Alam Mafruha, D'Este Catherine, Banwell Cathy, Lokuge Kamalini
National Centre for Epidemiology and Population Health, Research School of Population Health, The Australian National University, Canberra, Australia.
BMC Health Serv Res. 2017 Jun 24;17(1):434. doi: 10.1186/s12913-017-2361-6.
Mobile phones are gradually becoming an integral part of healthcare services worldwide. We assessed the association between Aponjon mobile phone based messaging services and practices regarding childbirth and care of mother and neonates in selected areas in Bangladesh.
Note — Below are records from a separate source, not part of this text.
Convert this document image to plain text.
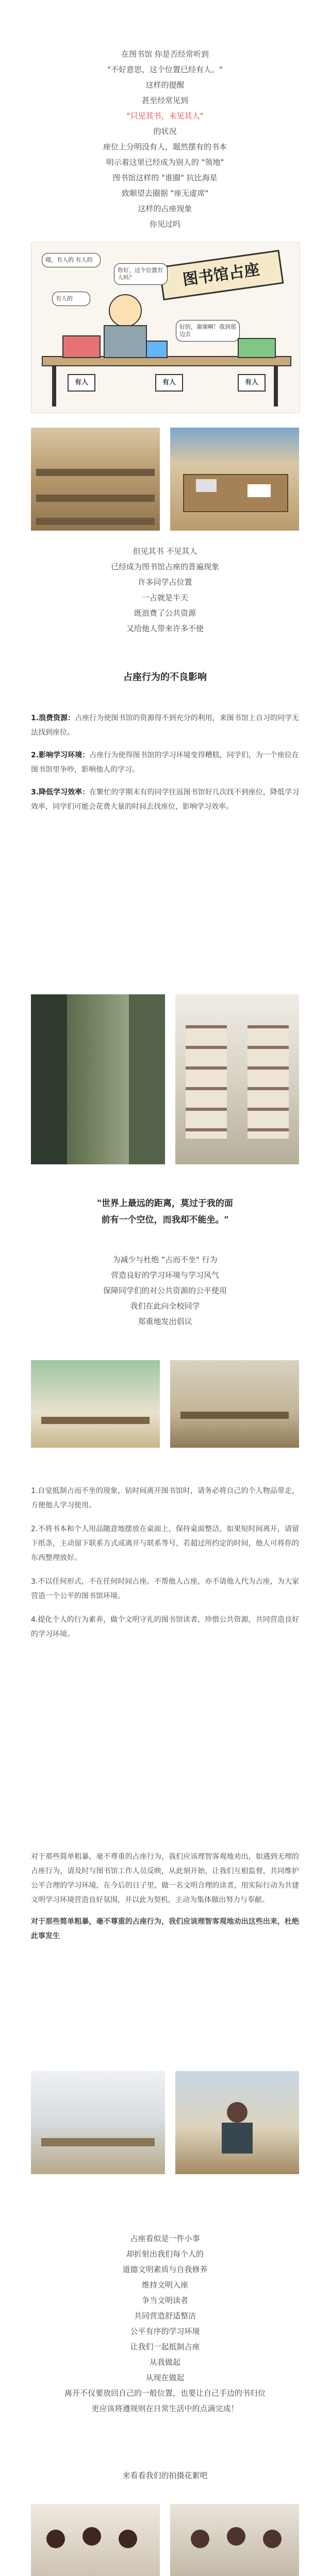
在图书馆 你是否经常听到
"不好意思，这个位置已经有人。"
这样的提醒
甚至经常见到
"只见其书，未见其人"
的状况
座位上分明没有人，题然摆有的书本
明示着这里已经成为别人的 "领地"
图书馆这样的 "谁圈" 抗比海星
致顺望去圈据 "座无虚席"
这样的占座现象
你见过吗
图书馆占座
你好，这个位置有人吗？
好的，谢谢啊！我到那边去
哦，有人的 有人的
有人的
有人	有人	有人
但见其书 不见其人
已经成为图书馆占座的普遍现象
许多同学占位置
一占就是半天
既浪费了公共资源
又给他人带来许多不便
占座行为的不良影响

1.浪费资源：占座行为使图书馆的资源得不到充分的利用，来图书馆上自习的同学无法找到座位。

2.影响学习环境：占座行为使得图书馆的学习环境变得糟糕，同学们，为一个座位在图书馆里争吵，影响他人的学习。

3.降低学习效率：在繁忙的学期末有的同学往返图书馆好几次找不到座位，降低学习效率，同学们可能会花费大量的时间去找座位，影响学习效率。

"世界上最远的距离，莫过于我的面
前有一个空位，而我却不能坐。"
为减少与杜绝 "占而不坐" 行为
营造良好的学习环境与学习风气
保障同学们的对公共资源的公平使用
我们在此向全校同学
郑重地发出倡议

1.自觉抵制占而不坐的现象，钻时间离开图书馆时，请务必将自己的个人物品带走，方便他人学习使用。

2.不将书本和个人用品随意地摆放在桌面上，保持桌面整洁，如果短时间离开，请留下纸条，主动留下联系方式或离开与联系等号，若超过所约定的时间，他人可将你的东西整理放好。

3.不以任何形式，不在任何时间占座。不帮他人占座，亦不请他人代为占座，为大家营造一个公平的图书馆环境。

4.提化个人的行为素养，做个文明守礼的图书馆读者，珍惜公共资源，共同营造良好的学习环境。

对于那些简单粗暴，毫不尊重的占座行为，我们应该理智客观地劝出，如遇到无理的占座行为，请及时与图书馆工作人员反映，从此刻开始，让我们互相监督，共同维护公平合理的学习环境，在今后的日子里，做一名文明合理的读者，用实际行动为共建文明学习环境营造良好氛围，并以此为契机，主动为集体做出努力与奉献。

对于那些简单粗暴，毫不尊重的占座行为，我们应该理智客观地劝出这些出来，杜绝此事发生

占座看似是一件小事
却折射出我们每个人的
道德文明素质与自我修养
维持文明入座
争当文明读者
共同营造舒适整洁
公平有序的学习环境
让我们一起抵制占座
从我做起
从现在做起
离开不仅要放回自己的一般位置，也要让自己手边的书归位
更应该将遵规则在日常生活中的点滴完成！
来看看我们的拍摄花絮吧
In early 2014, 476 subscriber mothers whose last born child's age was between 3 and 18 months, were recruited to the study by Dnet from selected areas of Bangladesh. One group of mothers received the early warning messages from Aponjon during pregnancy (exposed; n = 210) while the other group of new mothers did not receive the messages during pregnancy as they had enrolled in the service after childbirth (non-exposed; n = 266). We undertook regression analyses to investigate the relationship between timing of exposure to Aponjon messages and socio-economic factors and outcomes of safe delivery, immediate breastfeeding post birth, delayed bathing of the neonate, and number of postnatal care (PNC) visits.
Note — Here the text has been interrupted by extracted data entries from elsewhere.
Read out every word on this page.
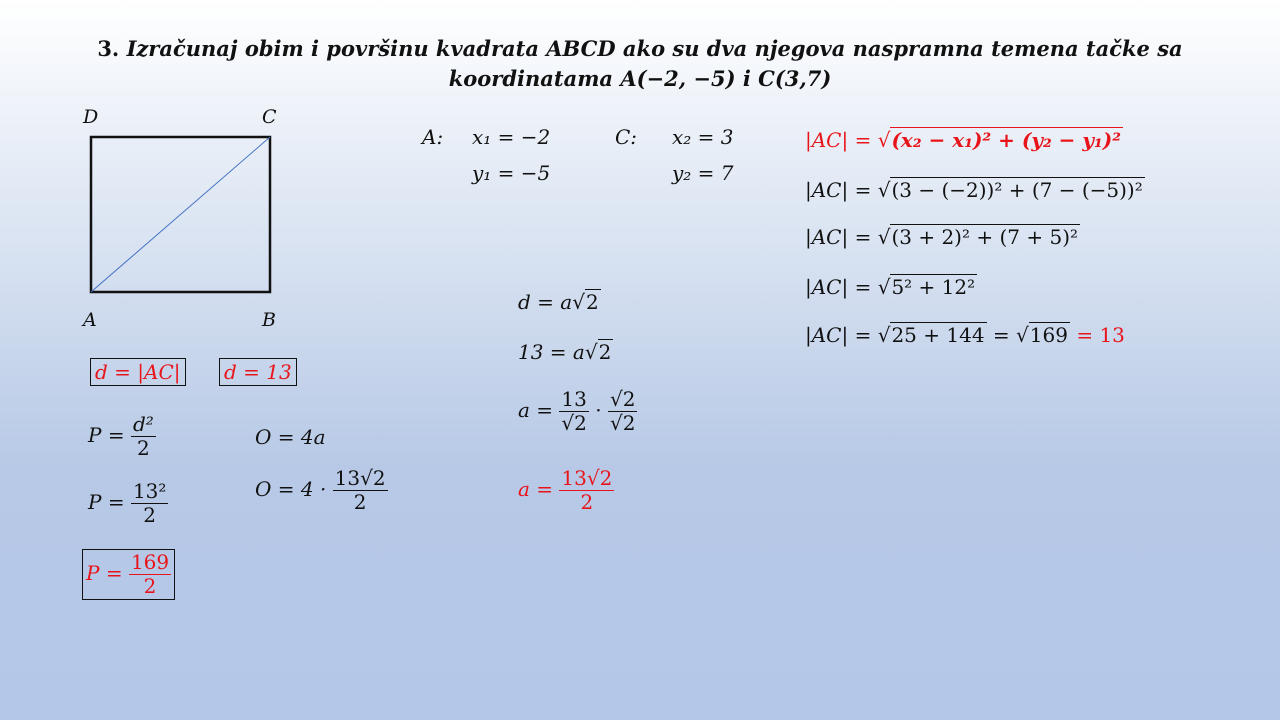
3. Izračunaj obim i površinu kvadrata ABCD ako su dva njegova naspramna temena tačke sa
koordinatama A(−2, −5) i C(3,7)
D	C
A	B
A: x₁ = −2
y₁ = −5
C: x₂ = 3
y₂ = 7
|AC| = √(x₂ − x₁)² + (y₂ − y₁)²
|AC| = √(3 − (−2))² + (7 − (−5))²
|AC| = √(3 + 2)² + (7 + 5)²
|AC| = √5² + 12²
|AC| = √25 + 144 = √169 = 13
d = |AC| d = 13
$P = \frac{\text{d²}}{2}$
$P = \frac{\text{13²}}{2}$
$P = \frac{169}{2}$
O = 4a
$O = 4 \cdot \frac{13√2}{2}$
d = a√2
13 = a√2
$a = \frac{13}{√2} \cdot \frac{√2}{√2}$
$a = \frac{13√2}{2}$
Women reported delivering babies at home without a skilled birth attendant (SBA) (n = 58, 12%), at home with SBA (n = 111, 23%) and at health facilities (n = 307, 65%). Most (n = 443, 93%) women breastfed babies immediately post birth. Babies were bathed after 72 h (n = 294, 62%), between 48 and 72 (n = 100, 21%) and between 0 and 47 (n = 80, 17%) hours after birth. PNC frequencies were reported as none (n = 273, 57%), 1 (n = 79, 17%), 2 (n = 54, 11%), 3 (n = 34, 7%) and 4 (n = 36, 8%). There was no significant association between exposure to Aponjon messages during pregnancy and presence of a SBA at birth, breastfeeding practices, and postnatal care visits, although delayed bathing up to 48 h was significant at the 10% but not 5% level (RRR 1.7; 95% CI 0.93-3.0; p = 0.083). Women with higher education, from higher income, older in age, with birth order 1 or 2 were more likely to birth at health facilities. Facility based delivery was an independent factor for delayed bathing and having postnatal care visits.
Low cost mobile phone messages may have the potential to positively influence maternal and child healthcare behaviours, such as delayed timing of first bath, in resource-poor settings. Further studies are needed, with adequate sample size to detect significant change.
手机正逐渐成为全球医疗服务中不可或缺的一部分。我们评估了基于Aponjon手机短信服务与孟加拉国选定地区的分娩以及母婴护理实践之间的关联。
2014年初,Dnet从孟加拉国选定地区招募了476名最后一个孩子年龄在3至18个月之间的订阅用户母亲。一组母亲在孕期收到了来自Aponjon的预警信息(暴露组;n = 210),而另一组新妈妈在孕期未收到这些信息,因为她们是在分娩后才注册该服务的(非暴露组;n = 266)。我们进行了回归分析,以调查接触Aponjon信息的时间与社会经济因素以及安全分娩、产后立即母乳喂养、新生儿延迟沐浴和产后护理(PNC)就诊次数之间的关系。
女性报告在家中分娩且无熟练接生员(SBA)(n = 58,12%)、在家中有SBA接生(n = 111,23%)以及在医疗机构分娩(n = 307,65%)。大多数(n = 443,93%)女性在产后立即母乳喂养。婴儿在出生后72小时后沐浴(n = 294,62%)、在48至72小时之间沐浴(n = 100,21%)以及在0至47小时之间沐浴(n = 80,17%)。PNC就诊频率报告为无(n = 273,57%)、1次(n = 79,17%)、2次(n = 54,11%)、3次(n = 34,7%)和4次(n = 36,8%)。孕期接触Aponjon信息与出生时是否有SBA、母乳喂养实践以及产后护理就诊之间无显著关联,尽管延迟沐浴至48小时在10%水平有显著差异,但在5%水平无显著差异(相对风险比1.7;95%置信区间0.93 - 3.0;p = 0.083)。受过高等教育、收入较高、年龄较大、生育顺序为1或2的女性更有可能在医疗机构分娩。基于医疗机构的分娩是延迟沐浴和进行产后护理就诊的独立因素。
低成本的手机短信在资源匮乏地区可能有潜力对母婴保健行为产生积极影响,例如延迟首次沐浴时间。需要进一步开展研究,要有足够的样本量以检测出显著变化。